Que feraient les frères dans cette lutte ? Ils consultèrent sans doute leurs chefs, qui durent les avertir de ne pas trop attaquer dans Girard le confesseur libertin ; c’eût été déplaire à tout le clergé dont la confession est le cher trésor. Il fallait, au contraire, l’isoler du clergé en constatant sa doctrine singulière, montrer en lui le quiétiste. Avec cela seul, on pouvait le mener loin. En 1698, on avait brûlé pour quiétisme un curé des environs de Dijon. Ils imaginèrent de faire (en apparence sous la dictée de leur sœur, étrangère à ce projet), un mémoire où le quiétisme de Girard, exalté et glorifié, serait constaté, réellement dénoncé. Ce fut le récit des visions qu’elle avait eues dans le carême. Le nom de Girard y est déjà au ciel. Elle le voit, uni à son nom, au Livre de vie.
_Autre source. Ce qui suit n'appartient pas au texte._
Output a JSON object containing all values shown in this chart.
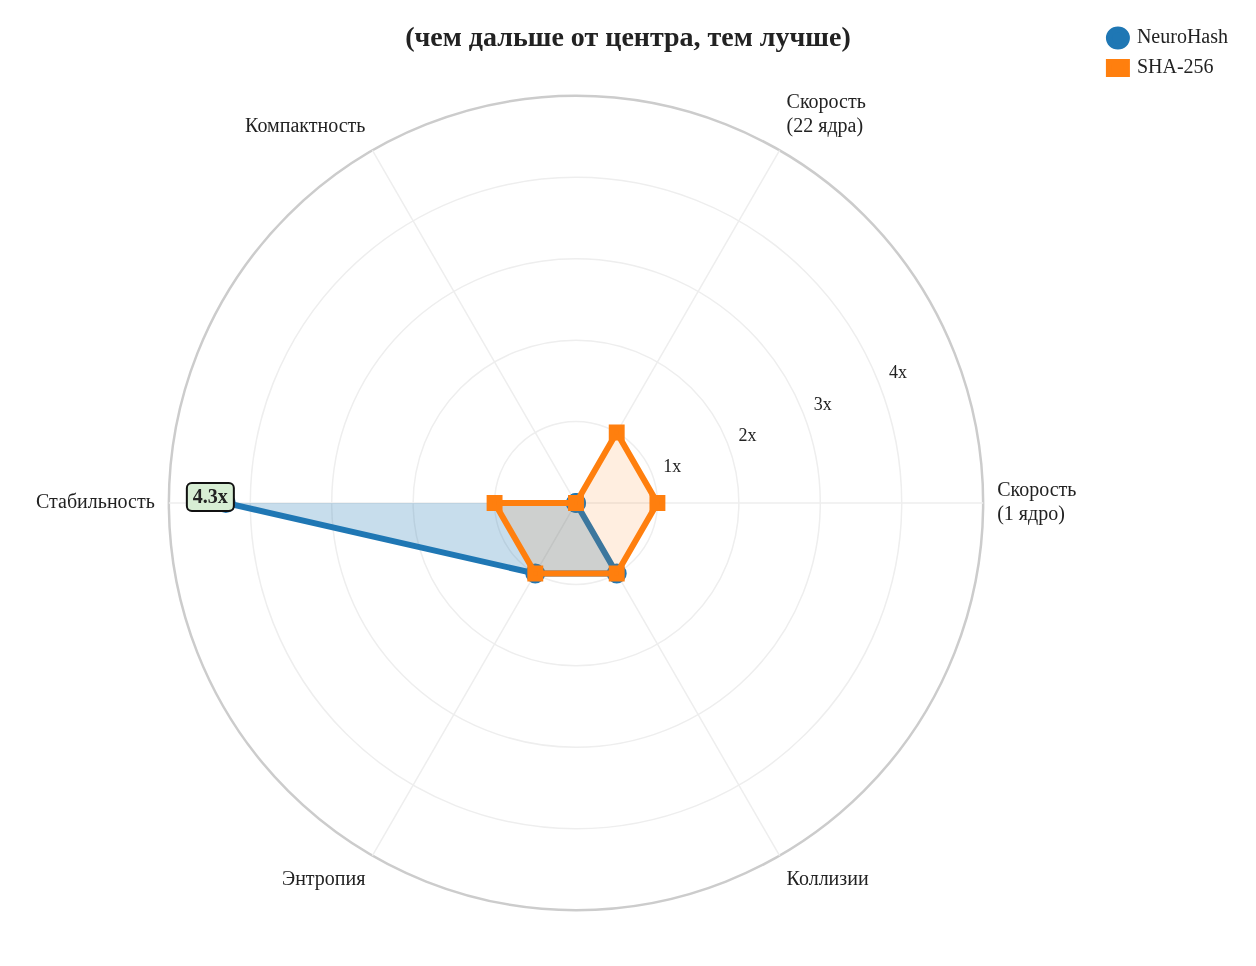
{
  "chart_data": {
    "type": "radar",
    "title": "(чем дальше от центра, тем лучше)",
    "categories": [
      "Скорость\n(22 ядра)",
      "Скорость\n(1 ядро)",
      "Коллизии",
      "Энтропия",
      "Стабильность",
      "Компактность"
    ],
    "series": [
      {
        "name": "NeuroHash",
        "color": "#1f77b4",
        "marker": "circle",
        "values": [
          0,
          0,
          1,
          1,
          4.3,
          null
        ],
        "value_labels": [
          null,
          null,
          null,
          null,
          "4.3x",
          null
        ]
      },
      {
        "name": "SHA-256",
        "color": "#ff7f0e",
        "marker": "square",
        "values": [
          1,
          1,
          1,
          1,
          1,
          0
        ]
      }
    ],
    "ylim": [
      0,
      5
    ],
    "yticks": [
      {
        "value": 1,
        "label": "1x"
      },
      {
        "value": 2,
        "label": "2x"
      },
      {
        "value": 3,
        "label": "3x"
      },
      {
        "value": 4,
        "label": "4x"
      }
    ],
    "grid": true,
    "legend": "top right"
  }
}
Ils n’osèrent porter ce mémoire à l’évêque. Mais ils se le firent voler par leur ami, son jeune aumônier, le petit Camerle. L’évêque lut, et, dans la ville, il en courut des copies. Le 21 août, Girard se trouvant à l’évêché, le prélat lui dit en riant : « Eh bien ! mon père, voilà donc votre nom au Livre de vie. »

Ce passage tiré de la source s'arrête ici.